PLYMOUTH MEETING, Pennsylvania (WPVI) -- At-home COVID-19 test kits may help you avoid long lines at testing centers. But which ones are easiest to use? And can you trust that you did it right?

ECRI, a Montgomery County patient-safety non-profit, put seven top-selling over-the-counter kits to the test.

Because the tests are FDA-regulated, they may work, but the big question is: can the average person handle them well at home? Are the directions clear? How effectively are we collecting the samples?

Volunteers tried the tests and rated them from 0 to 100.

None of the tests received an "excellent" score, and more than 30 points separated the top and bottom ones.

Here are the results -

1. On/Go - Very Good - 82.9 points.

2. CareStart - Very Good - 80.8 points

3. Flowflex - Very Good - 79.5 points

4. QuickVue - Good - 75.6 points

5. BinaxNOW - Good - 73.3 points

6. InteliSwab - Good - 73.3 points

7. BD Veritor - Okay - 51.8 points.

Abbott's BinaxNOW, the test most frequently given out by local health departments and organizations, tied with InteliSwab for 5th/6th place with 73.3 points.

ECRI president and CEO Dr.

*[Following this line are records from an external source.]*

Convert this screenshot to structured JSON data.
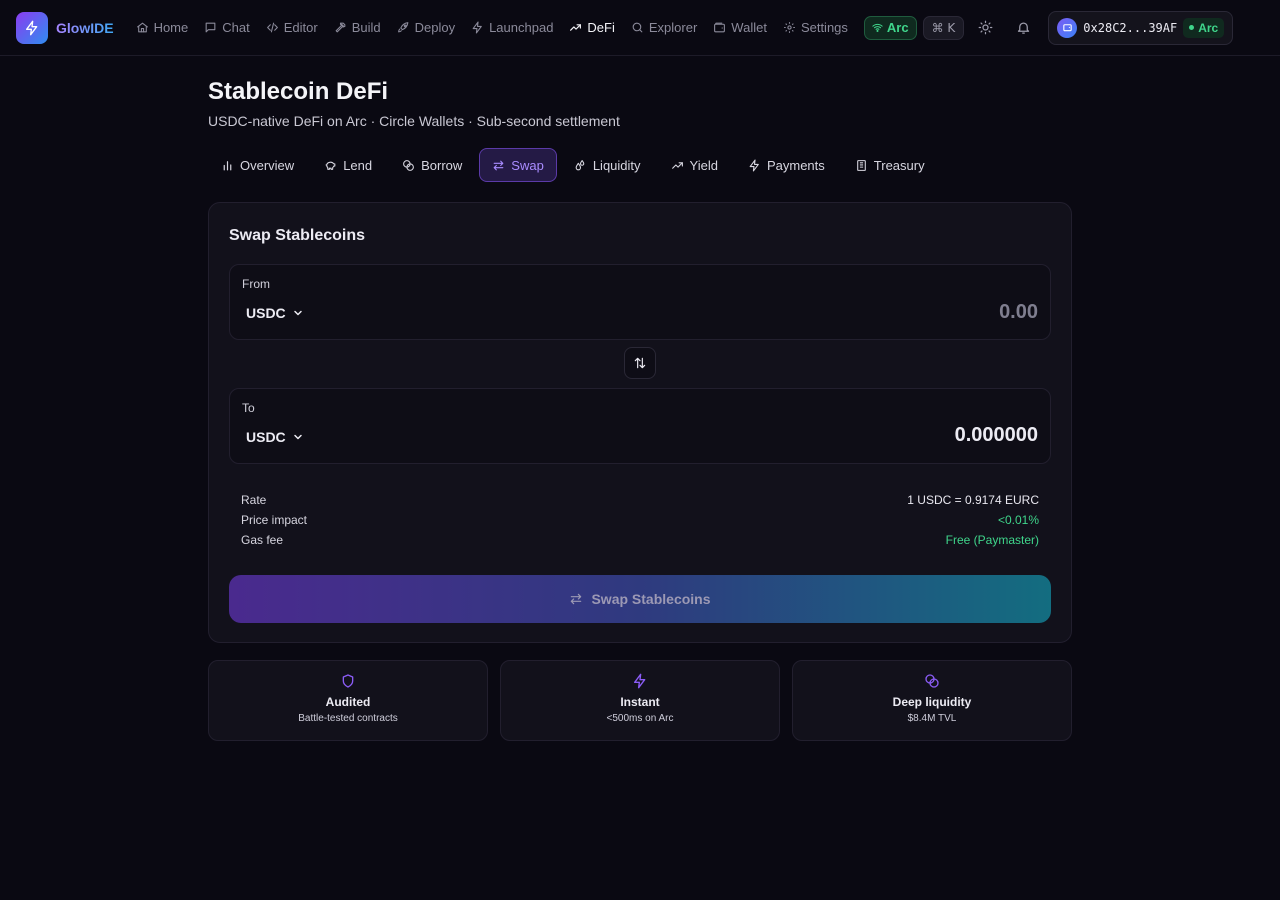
{
  "app": {
    "name": "GlowIDE"
  },
  "nav": [
    {
      "label": "Home",
      "icon": "home-icon"
    },
    {
      "label": "Chat",
      "icon": "chat-icon"
    },
    {
      "label": "Editor",
      "icon": "code-icon"
    },
    {
      "label": "Build",
      "icon": "hammer-icon"
    },
    {
      "label": "Deploy",
      "icon": "rocket-icon"
    },
    {
      "label": "Launchpad",
      "icon": "bolt-icon"
    },
    {
      "label": "DeFi",
      "icon": "trending-up-icon",
      "active": true
    },
    {
      "label": "Explorer",
      "icon": "search-icon"
    },
    {
      "label": "Wallet",
      "icon": "wallet-icon"
    },
    {
      "label": "Settings",
      "icon": "gear-icon"
    }
  ],
  "network_badge": "Arc",
  "shortcut": "⌘ K",
  "wallet": {
    "address": "0x28C2...39AF",
    "network": "Arc"
  },
  "page": {
    "title": "Stablecoin DeFi",
    "subtitle": "USDC-native DeFi on Arc · Circle Wallets · Sub-second settlement"
  },
  "tabs": [
    {
      "label": "Overview",
      "icon": "bar-chart-icon"
    },
    {
      "label": "Lend",
      "icon": "piggy-bank-icon"
    },
    {
      "label": "Borrow",
      "icon": "coins-icon"
    },
    {
      "label": "Swap",
      "icon": "swap-icon",
      "active": true
    },
    {
      "label": "Liquidity",
      "icon": "droplets-icon"
    },
    {
      "label": "Yield",
      "icon": "trending-up-icon"
    },
    {
      "label": "Payments",
      "icon": "bolt-icon"
    },
    {
      "label": "Treasury",
      "icon": "bank-icon"
    }
  ],
  "swap": {
    "title": "Swap Stablecoins",
    "from": {
      "label": "From",
      "token": "USDC",
      "placeholder": "0.00"
    },
    "to": {
      "label": "To",
      "token": "USDC",
      "amount": "0.000000"
    },
    "details": [
      {
        "label": "Rate",
        "value": "1 USDC = 0.9174 EURC",
        "accent": false
      },
      {
        "label": "Price impact",
        "value": "<0.01%",
        "accent": true
      },
      {
        "label": "Gas fee",
        "value": "Free (Paymaster)",
        "accent": true
      }
    ],
    "button": "Swap Stablecoins"
  },
  "features": [
    {
      "title": "Audited",
      "desc": "Battle-tested contracts",
      "icon": "shield-icon"
    },
    {
      "title": "Instant",
      "desc": "<500ms on Arc",
      "icon": "bolt-icon"
    },
    {
      "title": "Deep liquidity",
      "desc": "$8.4M TVL",
      "icon": "coins-icon"
    }
  ],
  "colors": {
    "accent_purple": "#8b5cf6",
    "accent_green": "#3fd58b",
    "background": "#0a0912",
    "card": "#12111b"
  }
}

Marcus Schabacker says a difficult test can be a problem.

"It's still a chemical reaction, it's still a scientific process which is happening, and there's a lot of variables, which, if you don't pay attention to them, they might give you a wrong result," said Schabacker.

He said people with vision or dexterity problems could easily make mistakes.

"I think of my 85-year-old mother, her doing that test, I'm not so sure," he said.

Click here for ECRI's full report

Among the chief complaints were hard-to-read instructions, with very small print, or in the case of the BD Veritor test, no printed instructions at all, just a cell phone app to download the instructional video.

"You need to have a cell phone or a computer to download the app, and you need the computer literacy to do that," he notes.

Users also can't rewind the video to check a step, but have to watch the whole video again,

Some solution vials were also hard to open, or easy to spill.

"There are little vials with caps on, and if you have some arthritis, or if you have Parkinson's, or an elder person with poor vision, that might be difficult to undo," said Schabacker

"In one particular test, the nasal swab was very uncomfortable," he said, adding that the instructions called for 15 swirls inside the nasal passage, compared to the 5 required for most other tests.

In the case of the BinaxNOW and the QuickVue test, lines were too faint to read.

One complaint for all the tests was that instructions were only in English and Spanish.

Schabacker hopes test makers take the ratings seriously and improve their products.